In the free trade zone in Yingkou, Liaoning province, the reform of integrating 39 licenses into one was launched. It was the first test of this kind across China.
So far, 236 enterprises in Yingkou FTZ obtained the new business licenses.
In recent years, business license integration has become a major part of the Chinese government’s efforts to cut enterprises’ institutional costs, said Pan Helin, an expert in applied economics at the Chinese Academy of Fiscal Sciences, the Ministry of Finance.
High institutional costs mean unreasonable restrictions and too much red tape for enterprises to get things done.
Therefore, the priority of the administrative reform should be to delegate more power to lower levels, and reduce unnecessary licenses, Pan said.
Some economists believe sound economic performance cannot be achieved when it is too expensive to run an enterprise. A strict pre-set approval system cannot lead to high quality, and can be a source of corruption.
In addition, unnecessary reviews and approvals also consume time and energy of government staff, leading to insufficient regulation and services.
Too many administrative reviews can also depress social creativity.
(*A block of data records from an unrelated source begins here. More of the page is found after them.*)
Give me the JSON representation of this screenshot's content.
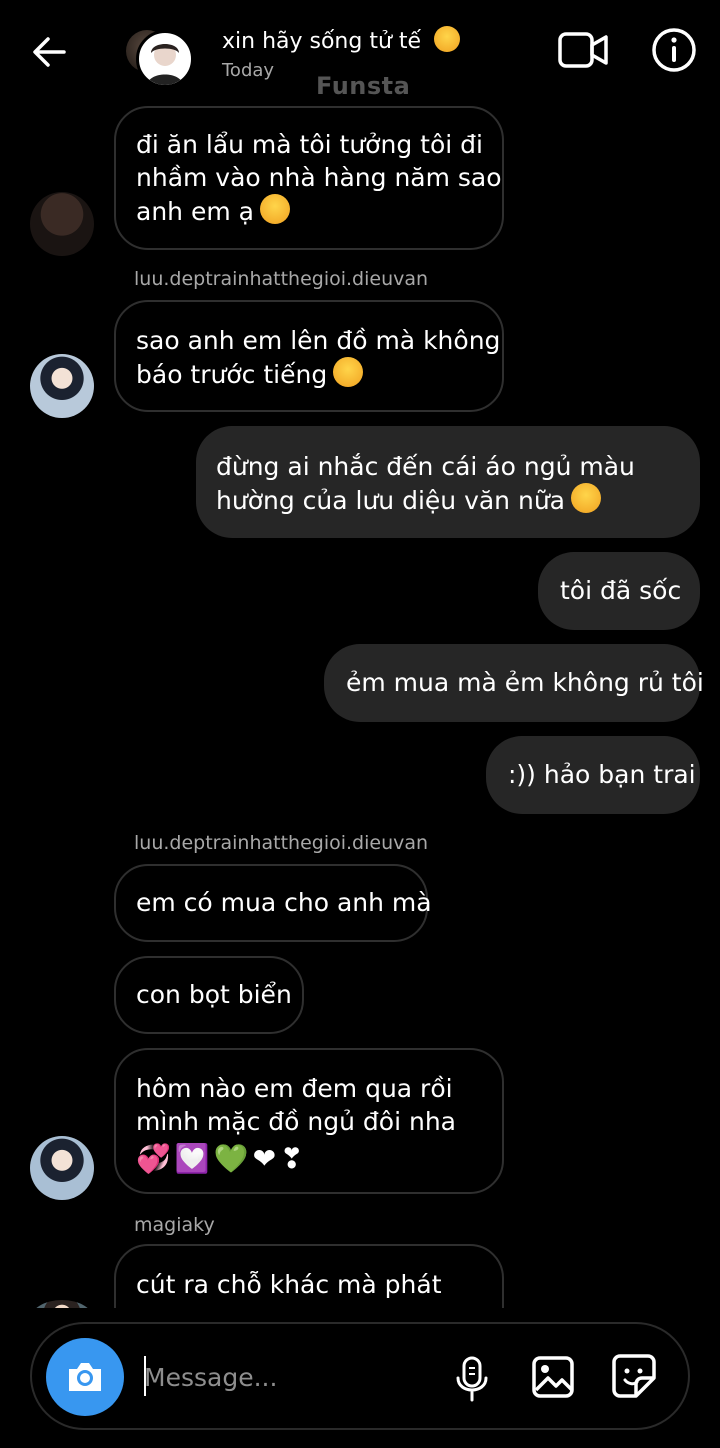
{
  "header": {
    "title": "xin hãy sống tử tế",
    "subtitle": "Today",
    "watermark": "Funsta"
  },
  "messages": [
    {
      "id": "m1",
      "dir": "in",
      "lines": [
        "đi ăn lẩu mà tôi tưởng tôi đi",
        "nhầm vào nhà hàng năm sao",
        "anh em ạ"
      ],
      "emoji": "smiling-face-icon"
    },
    {
      "id": "s1",
      "sender": "luu.deptrainhatthegioi.dieuvan"
    },
    {
      "id": "m2",
      "dir": "in",
      "lines": [
        "sao anh em lên đồ mà không",
        "báo trước tiếng"
      ],
      "emoji": "pleading-face-icon"
    },
    {
      "id": "m3",
      "dir": "out",
      "lines": [
        "đừng ai nhắc đến cái áo ngủ màu",
        "hường của lưu diệu văn nữa"
      ],
      "emoji": "smiling-face-with-hearts-icon"
    },
    {
      "id": "m4",
      "dir": "out",
      "lines": [
        "tôi đã sốc"
      ]
    },
    {
      "id": "m5",
      "dir": "out",
      "lines": [
        "ẻm mua mà ẻm không rủ tôi"
      ]
    },
    {
      "id": "m6",
      "dir": "out",
      "lines": [
        ":)) hảo bạn trai"
      ]
    },
    {
      "id": "s2",
      "sender": "luu.deptrainhatthegioi.dieuvan"
    },
    {
      "id": "m7",
      "dir": "in",
      "lines": [
        "em có mua cho anh mà"
      ]
    },
    {
      "id": "m8",
      "dir": "in",
      "lines": [
        "con bọt biển"
      ]
    },
    {
      "id": "m9",
      "dir": "in",
      "lines": [
        "hôm nào em đem qua rồi",
        "mình mặc đồ ngủ đôi nha"
      ],
      "hearts": "💞💟💚❤❣"
    },
    {
      "id": "s3",
      "sender": "magiaky"
    },
    {
      "id": "m10",
      "dir": "in",
      "lines": [
        "cút ra chỗ khác mà phát"
      ]
    }
  ],
  "composer": {
    "placeholder": "Message..."
  },
  "colors": {
    "background": "#000000",
    "incoming_border": "#2f2f2f",
    "outgoing_bubble": "#262626",
    "camera_button": "#3897f0",
    "secondary_text": "#a8a8a8"
  }
}
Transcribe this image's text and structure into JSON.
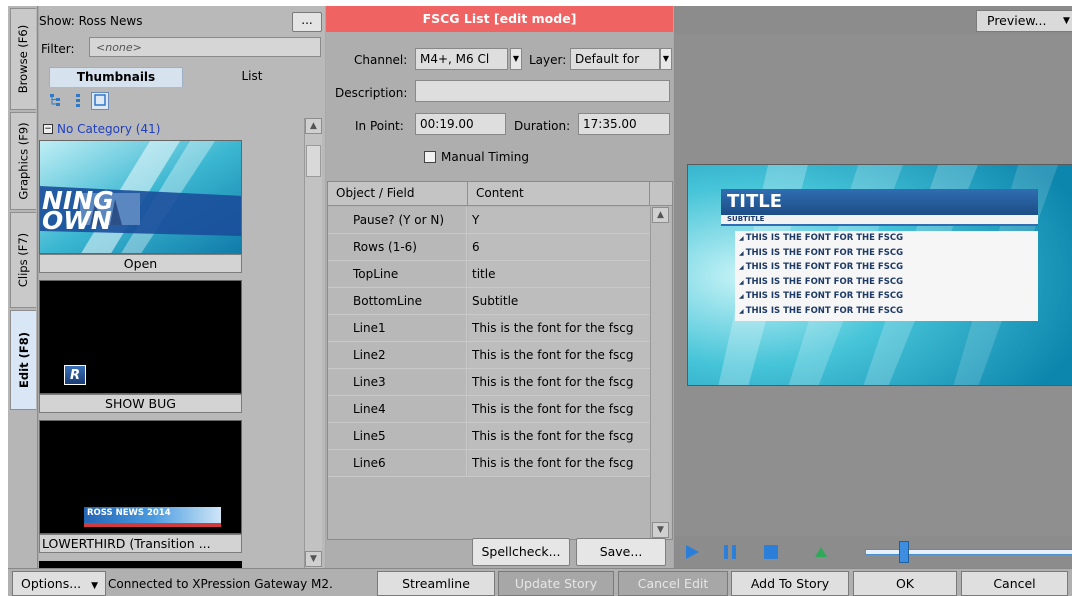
{
  "tabs": [
    {
      "label": "Browse (F6)"
    },
    {
      "label": "Graphics (F9)"
    },
    {
      "label": "Clips (F7)"
    },
    {
      "label": "Edit (F8)"
    }
  ],
  "left": {
    "show_label": "Show:",
    "show_value": "Ross News",
    "dots": "...",
    "filter_label": "Filter:",
    "filter_value": "<none>",
    "view_tabs": [
      "Thumbnails",
      "List"
    ],
    "category": "No Category (41)",
    "thumbnails": [
      {
        "caption": "Open",
        "overlay": "NING\nOWN"
      },
      {
        "caption": "SHOW BUG",
        "overlay": "R"
      },
      {
        "caption": "LOWERTHIRD (Transition ...",
        "overlay": "ROSS NEWS 2014"
      }
    ]
  },
  "mid": {
    "title": "FSCG List [edit mode]",
    "channel_label": "Channel:",
    "channel_value": "M4+, M6 Cl",
    "layer_label": "Layer:",
    "layer_value": "Default for",
    "description_label": "Description:",
    "description_value": "",
    "inpoint_label": "In Point:",
    "inpoint_value": "00:19.00",
    "duration_label": "Duration:",
    "duration_value": "17:35.00",
    "manual_timing": "Manual Timing",
    "columns": [
      "Object / Field",
      "Content"
    ],
    "rows": [
      {
        "field": "Pause? (Y or N)",
        "content": "Y"
      },
      {
        "field": "Rows (1-6)",
        "content": "6"
      },
      {
        "field": "TopLine",
        "content": "title"
      },
      {
        "field": "BottomLine",
        "content": "Subtitle"
      },
      {
        "field": "Line1",
        "content": "This is the font for the fscg"
      },
      {
        "field": "Line2",
        "content": "This is the font for the fscg"
      },
      {
        "field": "Line3",
        "content": "This is the font for the fscg"
      },
      {
        "field": "Line4",
        "content": "This is the font for the fscg"
      },
      {
        "field": "Line5",
        "content": "This is the font for the fscg"
      },
      {
        "field": "Line6",
        "content": "This is the font for the fscg"
      }
    ],
    "spellcheck": "Spellcheck...",
    "save": "Save..."
  },
  "preview": {
    "button": "Preview...",
    "title": "TITLE",
    "subtitle": "SUBTITLE",
    "lines": [
      "THIS IS THE FONT FOR THE FSCG",
      "THIS IS THE FONT FOR THE FSCG",
      "THIS IS THE FONT FOR THE FSCG",
      "THIS IS THE FONT FOR THE FSCG",
      "THIS IS THE FONT FOR THE FSCG",
      "THIS IS THE FONT FOR THE FSCG"
    ]
  },
  "bottom": {
    "options": "Options...",
    "status": "Connected to XPression Gateway M2.",
    "streamline": "Streamline",
    "update_story": "Update Story",
    "cancel_edit": "Cancel Edit",
    "add_to_story": "Add To Story",
    "ok": "OK",
    "cancel": "Cancel"
  }
}
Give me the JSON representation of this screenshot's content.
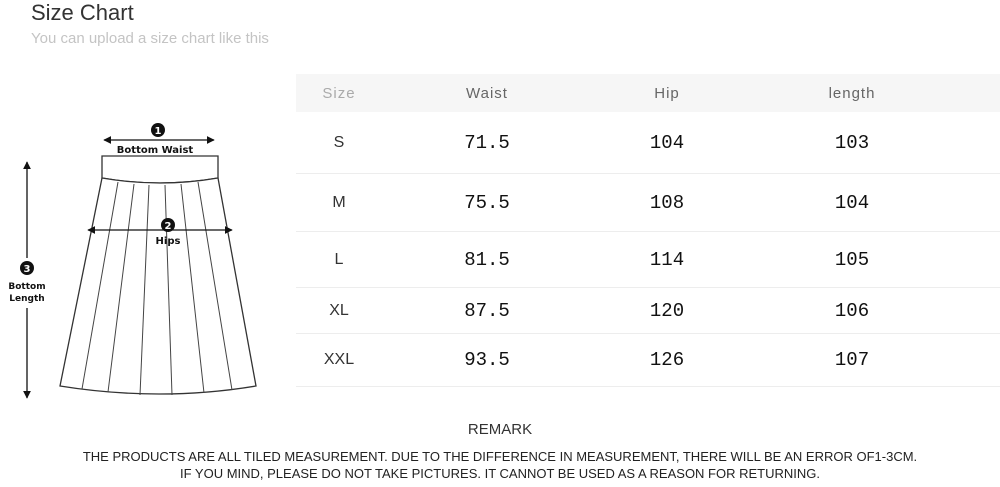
{
  "header": {
    "title": "Size Chart",
    "subtitle": "You can upload a size chart like this"
  },
  "diagram": {
    "labels": [
      {
        "number": "1",
        "text": "Bottom Waist"
      },
      {
        "number": "2",
        "text": "Hips"
      },
      {
        "number": "3",
        "text_line1": "Bottom",
        "text_line2": "Length"
      }
    ]
  },
  "table": {
    "columns": [
      "Size",
      "Waist",
      "Hip",
      "length"
    ],
    "rows": [
      {
        "size": "S",
        "waist": "71.5",
        "hip": "104",
        "length": "103"
      },
      {
        "size": "M",
        "waist": "75.5",
        "hip": "108",
        "length": "104"
      },
      {
        "size": "L",
        "waist": "81.5",
        "hip": "114",
        "length": "105"
      },
      {
        "size": "XL",
        "waist": "87.5",
        "hip": "120",
        "length": "106"
      },
      {
        "size": "XXL",
        "waist": "93.5",
        "hip": "126",
        "length": "107"
      }
    ]
  },
  "remark": {
    "title": "REMARK",
    "line1": "THE PRODUCTS ARE ALL TILED MEASUREMENT. DUE TO THE DIFFERENCE IN MEASUREMENT, THERE WILL BE AN ERROR OF1-3CM.",
    "line2": "IF YOU MIND, PLEASE DO NOT TAKE PICTURES. IT CANNOT BE USED AS A REASON FOR RETURNING."
  }
}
As more is done to cut licenses and unnecessary approvals, easier business registrations will stimulate enthusiasm of market entities, Pan said.
Data from the National Bureau of Statistics show that in April, the number of newly registered enterprises across China hit 556,000, a year-on-year increase of 9.2 percent, which means that an average of 18,500 enterprises were registered every day.
In recent years, license integration invigorated China’s innovation and entrepreneurship, providing strong support to employment and the economy.
Pan said the current license integration in Yingkou FTZ is basically aimed at simplifying procedures for enterprises, adding that continued efforts can be made to increase the reform within and across government departments.